Patients with a low number of NK cells (defined as 100 or fewer NK cells per microliter blood) at study entry represent approximately 50% of the overall study population and are believed to exhibit a less favorable response to anti-CD20-based therapies. Pre-clinical data generated at MorphoSys suggests that tafasitamab’s potential to more efficiently recruit effector cells, predominantly NK cells, may therefore be of particular benefit for this patient population.
The co-primary endpoint allows for efficacy testing in the overall patient population as originally planned, and also in those patients with a low NK cell count at baseline. An event-driven interim analysis is expected to occur in Q4 2019 following a longer than expected duration of response in the overall patient population.

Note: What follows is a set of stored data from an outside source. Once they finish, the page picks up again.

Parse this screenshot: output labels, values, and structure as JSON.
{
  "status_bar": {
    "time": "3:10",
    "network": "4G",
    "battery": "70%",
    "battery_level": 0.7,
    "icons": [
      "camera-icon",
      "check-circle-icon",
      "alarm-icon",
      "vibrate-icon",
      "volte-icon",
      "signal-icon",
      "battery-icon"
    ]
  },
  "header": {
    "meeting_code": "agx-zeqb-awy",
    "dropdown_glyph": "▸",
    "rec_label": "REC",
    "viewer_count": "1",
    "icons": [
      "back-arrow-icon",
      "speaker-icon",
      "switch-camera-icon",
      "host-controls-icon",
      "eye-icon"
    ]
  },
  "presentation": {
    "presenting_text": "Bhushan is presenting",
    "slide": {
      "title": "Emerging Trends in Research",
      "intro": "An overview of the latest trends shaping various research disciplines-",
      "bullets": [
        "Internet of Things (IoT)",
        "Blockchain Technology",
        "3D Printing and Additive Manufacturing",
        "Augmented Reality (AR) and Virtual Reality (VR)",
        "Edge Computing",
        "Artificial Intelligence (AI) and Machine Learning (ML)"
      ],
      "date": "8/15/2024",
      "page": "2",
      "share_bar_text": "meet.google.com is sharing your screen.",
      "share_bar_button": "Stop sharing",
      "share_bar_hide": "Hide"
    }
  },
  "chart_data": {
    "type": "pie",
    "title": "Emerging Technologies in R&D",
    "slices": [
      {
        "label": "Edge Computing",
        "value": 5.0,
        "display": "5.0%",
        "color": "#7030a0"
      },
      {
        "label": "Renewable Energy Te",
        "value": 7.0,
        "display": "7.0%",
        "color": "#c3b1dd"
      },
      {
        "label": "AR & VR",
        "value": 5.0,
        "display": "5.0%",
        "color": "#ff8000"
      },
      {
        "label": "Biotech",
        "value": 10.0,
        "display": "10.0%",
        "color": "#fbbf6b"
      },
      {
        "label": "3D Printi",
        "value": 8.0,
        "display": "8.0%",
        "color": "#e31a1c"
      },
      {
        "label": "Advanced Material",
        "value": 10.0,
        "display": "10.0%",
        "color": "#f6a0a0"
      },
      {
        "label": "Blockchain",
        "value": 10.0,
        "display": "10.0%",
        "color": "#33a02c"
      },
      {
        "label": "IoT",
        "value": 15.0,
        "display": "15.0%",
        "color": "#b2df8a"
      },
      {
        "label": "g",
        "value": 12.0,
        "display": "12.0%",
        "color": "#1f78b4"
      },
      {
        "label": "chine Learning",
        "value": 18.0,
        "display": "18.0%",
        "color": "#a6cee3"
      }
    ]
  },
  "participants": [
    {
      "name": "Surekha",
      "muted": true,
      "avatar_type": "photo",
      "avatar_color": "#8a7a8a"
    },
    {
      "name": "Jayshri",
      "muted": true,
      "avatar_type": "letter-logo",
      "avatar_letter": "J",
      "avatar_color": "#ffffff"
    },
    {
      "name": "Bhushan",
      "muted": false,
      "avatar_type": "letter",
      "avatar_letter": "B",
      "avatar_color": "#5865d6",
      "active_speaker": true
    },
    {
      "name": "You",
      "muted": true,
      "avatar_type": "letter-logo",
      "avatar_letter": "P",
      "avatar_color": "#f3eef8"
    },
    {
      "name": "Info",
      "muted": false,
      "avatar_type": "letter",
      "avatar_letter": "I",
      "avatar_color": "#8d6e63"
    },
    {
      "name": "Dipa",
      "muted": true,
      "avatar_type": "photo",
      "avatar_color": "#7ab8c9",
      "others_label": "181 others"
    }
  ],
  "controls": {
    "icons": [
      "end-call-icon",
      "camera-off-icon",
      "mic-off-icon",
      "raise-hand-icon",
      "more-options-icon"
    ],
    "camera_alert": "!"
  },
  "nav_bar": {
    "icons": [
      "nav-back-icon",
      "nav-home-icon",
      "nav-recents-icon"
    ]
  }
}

"Patients with r/r DLBCL who are not eligible for high dose chemotherapy and autologous stem cell transplantation have a poor prognosis, which is even worse for patients who are characterized by a low baseline NK cell count. The enhanced NK cell recruitment that tafasitamab is believed to exert through its ENFORCERTM format may activate even minimal NK cell numbers, which could potentially translate into enhanced activity against tumor cells," said Dr. Malte Peters, Chief Development Officer of MorphoSys AG. "The amendment of the B-MIND study allows us to test this hypothesis and potentially to provide a benefit for a distinct patient population that does not have targeted treatment alternatives."
About B-MIND
The phase 3 B-MIND study is designed to investigate the CD19 antibody tafasitamab in combination with bendamustine versus a combination of the CD20 antibody rituximab plus bendamustine in patients with r/r DLBCL who are not eligible for high dose chemotherapy and autologous stem cell transplantation. The biomarker had been implemented in agreement with the FDA in the first quarter of 2019. The pre-planned, event-driven interim analysis of B-MIND is expected to take place in the fourth quarter of 2019. In case the overall study population passes the futility analysis, an event-driven primary analysis of the study is expected in late Q1 2020. In case the overall study population fails, but the biomarker subpopulation passes the futility analysis, the study will continue, but an increase from 330 to 450 patients is required, in which case an event-driven primary analysis of the study is expected in Q1 of 2021. Only if both groups do fail the interim analysis for futility the overall study can be considered futile.